The commons defines, if you like, a space that is accessible by everyone. In the UK our local parks are often called a “common,” as in “Shall we go to the common?” In this instance the park may be owned by the Queen or local government, but the people that make use of it have no idea. They are allowed to access and use the resources that are located in that space.
An online space, such as the Twitter-sphere, may also be understood through the idea of the commons. Within certain limits, anyone is allowed to access the Twitter-sphere and make use of it. Even though, just like the park, the actual “real-estate” might be owned by someone.
“The commons contains public property and private property, over which people have certain traditional rights.”
So the important thing to remember about the commons is that it about use – and not simply ownership.
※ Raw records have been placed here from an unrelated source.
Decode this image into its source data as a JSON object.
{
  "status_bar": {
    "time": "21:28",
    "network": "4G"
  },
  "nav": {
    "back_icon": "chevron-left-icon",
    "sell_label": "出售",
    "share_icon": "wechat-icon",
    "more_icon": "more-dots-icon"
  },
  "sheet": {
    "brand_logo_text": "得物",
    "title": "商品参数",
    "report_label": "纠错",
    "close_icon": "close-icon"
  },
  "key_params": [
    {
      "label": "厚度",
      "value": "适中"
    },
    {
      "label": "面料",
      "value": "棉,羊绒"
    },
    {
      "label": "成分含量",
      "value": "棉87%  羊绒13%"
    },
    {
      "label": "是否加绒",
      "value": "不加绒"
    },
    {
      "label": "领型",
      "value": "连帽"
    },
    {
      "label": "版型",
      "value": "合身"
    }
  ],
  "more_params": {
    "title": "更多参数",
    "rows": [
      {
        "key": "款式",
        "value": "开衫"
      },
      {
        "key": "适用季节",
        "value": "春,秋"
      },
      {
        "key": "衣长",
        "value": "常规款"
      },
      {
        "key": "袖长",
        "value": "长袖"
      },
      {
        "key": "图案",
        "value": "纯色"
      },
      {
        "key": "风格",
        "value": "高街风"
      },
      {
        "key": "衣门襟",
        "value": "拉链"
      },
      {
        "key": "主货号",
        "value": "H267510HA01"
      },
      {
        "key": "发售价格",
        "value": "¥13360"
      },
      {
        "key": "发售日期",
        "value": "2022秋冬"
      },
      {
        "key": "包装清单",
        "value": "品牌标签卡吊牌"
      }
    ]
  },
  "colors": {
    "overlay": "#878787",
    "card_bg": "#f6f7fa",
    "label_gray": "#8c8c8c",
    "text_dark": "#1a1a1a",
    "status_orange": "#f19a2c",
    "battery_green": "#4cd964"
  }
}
Ownership may be private, but the question is what sort of usage is allowed.
In traditional “knowledge” businesses – such as software – the business model was very simple. You invested in developing IP, say a piece of software and then you sold it for cash. With the advent of the “knowledge economy” people have tried to extend this business model to all sorts of other knowledge products, from research to tools.
But this strategy has been turned on its head. Businesses have discovered that contributing to the commons, that is, allowing their products to be used either freely or for very small amounts of money, is a way of accruing a different set of returns. Instead of simply getting a financial return, contributing to the commons puts organisations in a position where they accrue huge amounts of social capital.
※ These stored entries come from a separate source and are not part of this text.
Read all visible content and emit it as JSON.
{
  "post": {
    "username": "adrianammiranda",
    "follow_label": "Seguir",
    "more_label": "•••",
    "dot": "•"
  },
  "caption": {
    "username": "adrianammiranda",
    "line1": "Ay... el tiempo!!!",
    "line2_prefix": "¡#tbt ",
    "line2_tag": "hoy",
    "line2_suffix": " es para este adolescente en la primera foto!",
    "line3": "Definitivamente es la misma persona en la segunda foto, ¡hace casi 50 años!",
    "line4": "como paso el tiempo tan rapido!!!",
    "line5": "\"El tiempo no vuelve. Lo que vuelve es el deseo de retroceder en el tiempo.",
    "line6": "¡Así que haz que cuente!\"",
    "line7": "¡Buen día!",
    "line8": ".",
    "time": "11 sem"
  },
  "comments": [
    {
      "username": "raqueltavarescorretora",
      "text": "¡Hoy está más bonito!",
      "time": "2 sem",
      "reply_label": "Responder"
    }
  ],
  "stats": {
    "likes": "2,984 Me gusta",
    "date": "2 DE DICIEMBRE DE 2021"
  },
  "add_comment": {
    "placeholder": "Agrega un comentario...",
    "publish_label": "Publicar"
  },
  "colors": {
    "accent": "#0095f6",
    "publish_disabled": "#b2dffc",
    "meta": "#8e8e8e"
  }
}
Even as the experts are scratching their heads about why Twitter is worth the billions that investors are paying for it, they are not factoring in the immense social capital that such organisations have. And one interpretation of the behaviour of the markets is that we are now rewarding different forms of return. Twitter may not have turned a profit in a conventional sense, but the markets don’t care. They have an intrinsic faith that Twitter’s social capital has immense value.
Social capital allows for a wide range of strategic moves.
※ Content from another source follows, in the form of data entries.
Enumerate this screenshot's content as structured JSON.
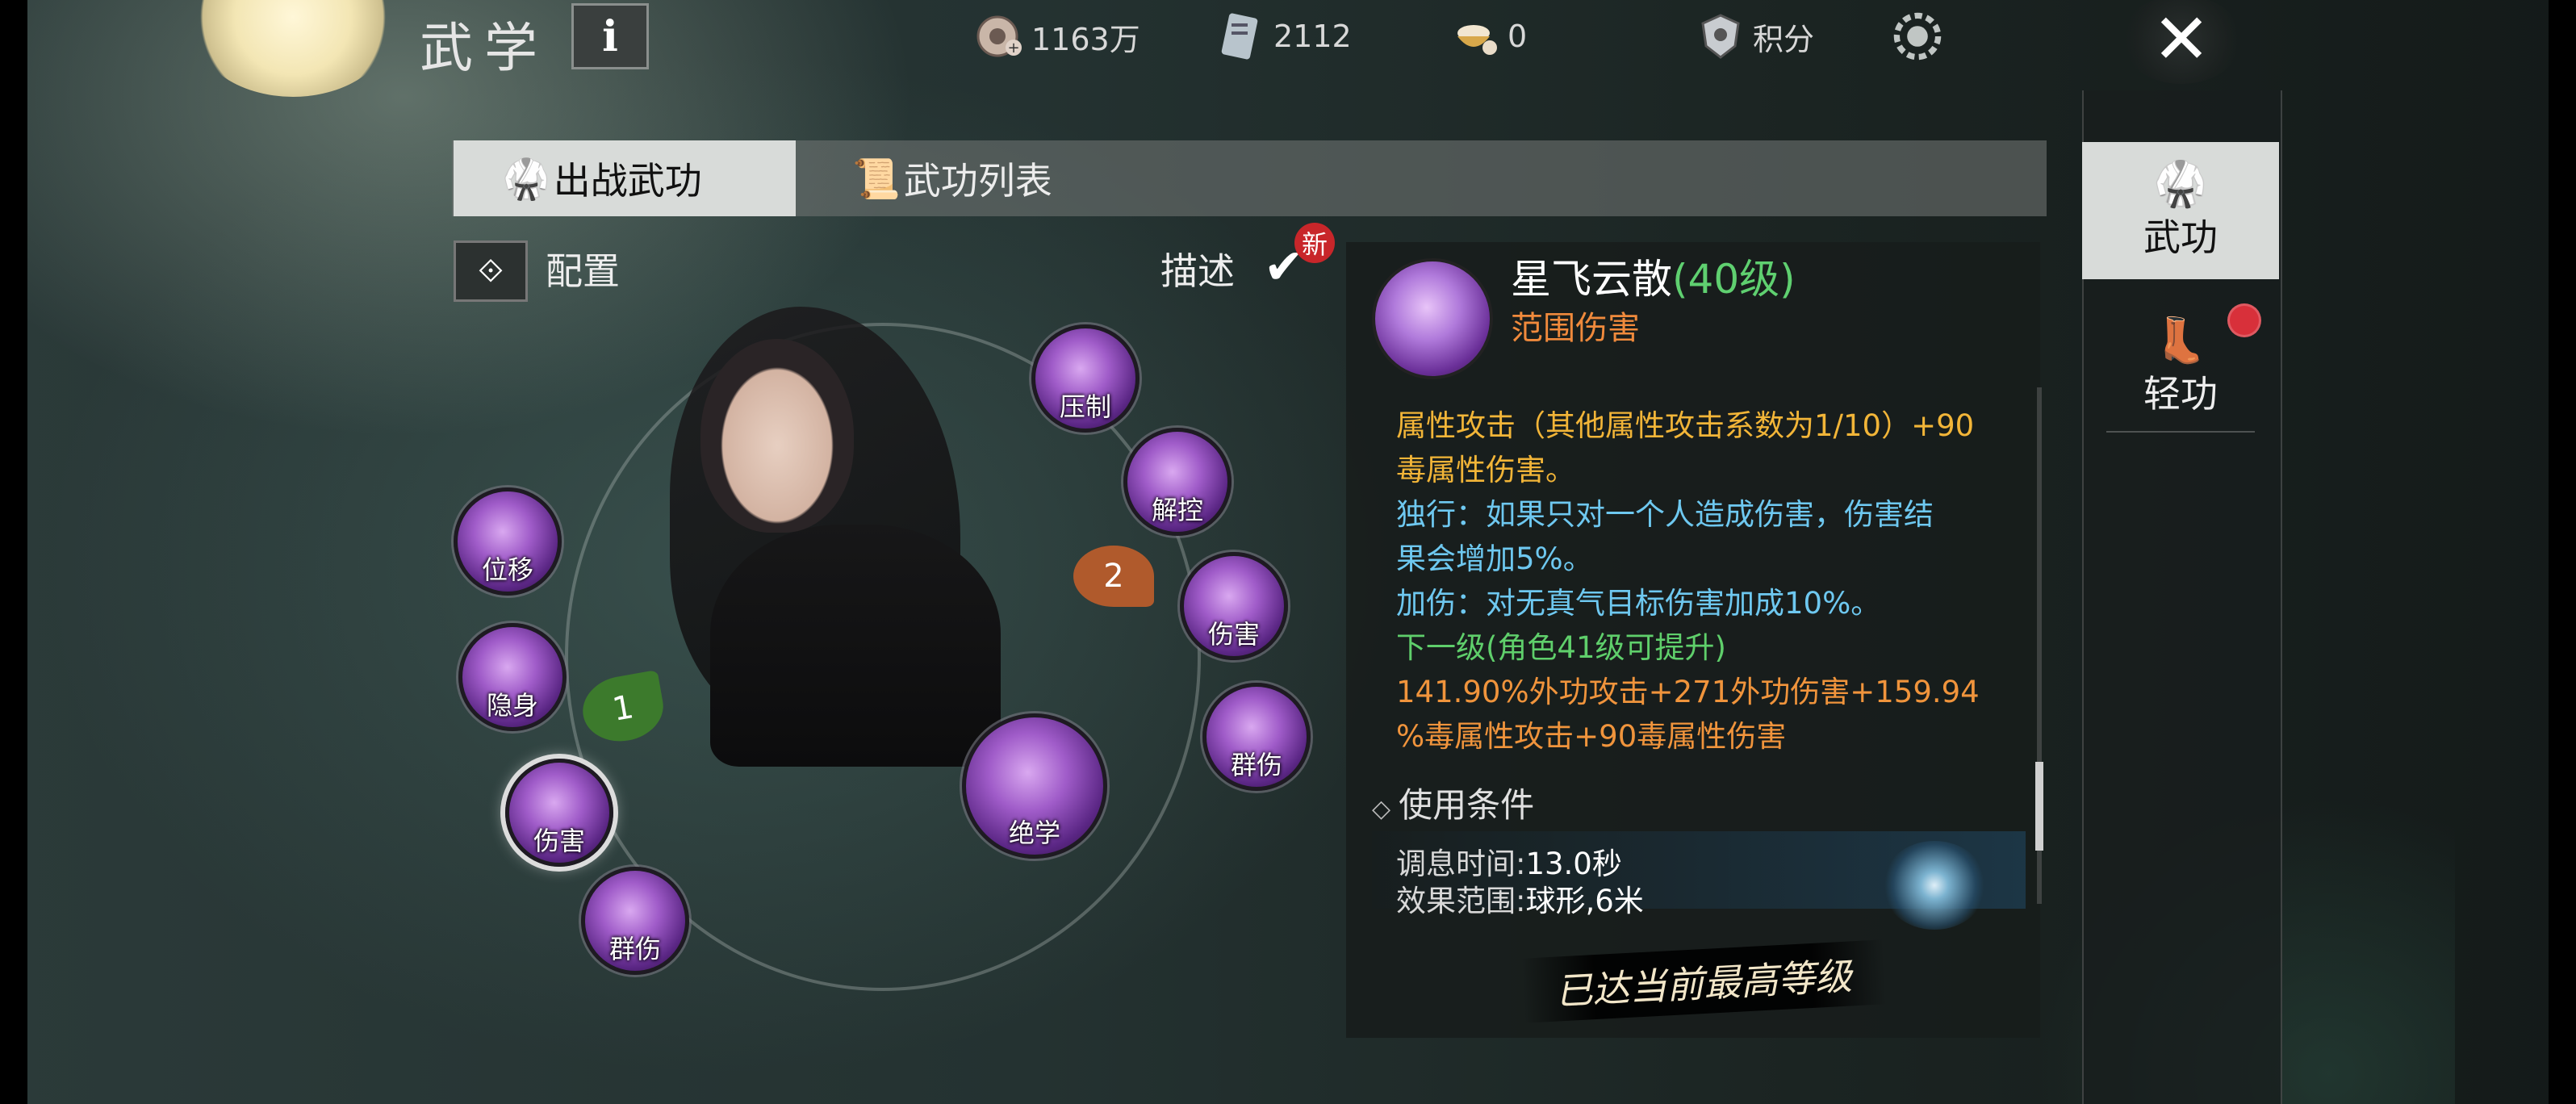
{
  "header": {
    "title": "武学",
    "info_label": "i",
    "currencies": [
      {
        "icon": "coin-icon",
        "value": "1163万"
      },
      {
        "icon": "ticket-icon",
        "value": "2112"
      },
      {
        "icon": "bowl-icon",
        "value": "0"
      }
    ],
    "points_label": "积分",
    "close_label": "✕"
  },
  "tabs": [
    {
      "label": "出战武功",
      "icon": "fighter-icon",
      "active": true
    },
    {
      "label": "武功列表",
      "icon": "scroll-icon",
      "active": false
    }
  ],
  "config_label": "配置",
  "describe_label": "描述",
  "new_badge": "新",
  "skills": [
    {
      "label": "压制"
    },
    {
      "label": "解控"
    },
    {
      "label": "伤害"
    },
    {
      "label": "群伤"
    },
    {
      "label": "绝学"
    },
    {
      "label": "位移"
    },
    {
      "label": "隐身"
    },
    {
      "label": "伤害"
    },
    {
      "label": "群伤"
    }
  ],
  "slot_badges": [
    "1",
    "2"
  ],
  "detail": {
    "name": "星飞云散",
    "level": "(40级)",
    "type": "范围伤害",
    "lines": [
      "属性攻击（其他属性攻击系数为1/10）+90",
      "毒属性伤害。",
      "独行：如果只对一个人造成伤害，伤害结",
      "果会增加5%。",
      "加伤：对无真气目标伤害加成10%。",
      "下一级(角色41级可提升)",
      "141.90%外功攻击+271外功伤害+159.94",
      "%毒属性攻击+90毒属性伤害"
    ],
    "use_condition_label": "使用条件",
    "cooldown_label": "调息时间:",
    "cooldown_value": "13.0秒",
    "range_label": "效果范围:",
    "range_value": "球形,6米",
    "max_level": "已达当前最高等级"
  },
  "side_tabs": [
    {
      "label": "武功",
      "active": true
    },
    {
      "label": "轻功",
      "active": false
    }
  ]
}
Old school thinking on IP is to treat it as a private commodity to be doled out only to those who can afford it. Sort of a little like secret knowledge. This would be like Twitter raising the gates and making their services available only to an elite few.
“When commonly held property is transformed into private property this process alternatively is termed “enclosure” or more commonly, “privatization.””
This notion of knowledge-as-private-property is dying a rapid death. Organisations and entities that try to contain knowledge, privatising it and selling it are likely to find themselves rapidly outmanoeuvred. Their competitors will give away what they are trying to sell, thus accruing massive amounts of social capital and killing the old school knowledge hoarders dead in the process.
This does not mean that the knowledge products cannot be owned. What it means is that usage patterns are changing. Knowledge can be owned, just like a park can be owned. The question is what use is allowed.
While the decision to put something into the commons can be viewed from an ideological point of view (do you believe in private property or not?) the point is that business logic and the markets are cutting away the need for an ideological case. When we put things into the commons, we are making the whole stronger and when the whole is strong…when the body is strong, so too are the parts, the arms, the legs and so on.
Of-course this does not stop anyone who wants to strengthen the commons from simply putting whatever they produce into the commons, making it public in perpetuity. In such instances, no restrictions on usage are put on a work. Anyone can use them.
Donors and funders who are concerned with the state of the planet have an option – they can support the creation of new forms of capital that benefit the commons.
In my mind, I imagine that the social labs revolution is about revitalising the commons, that the multiple outputs and outcomes from social labs all contribute to the health of the commons.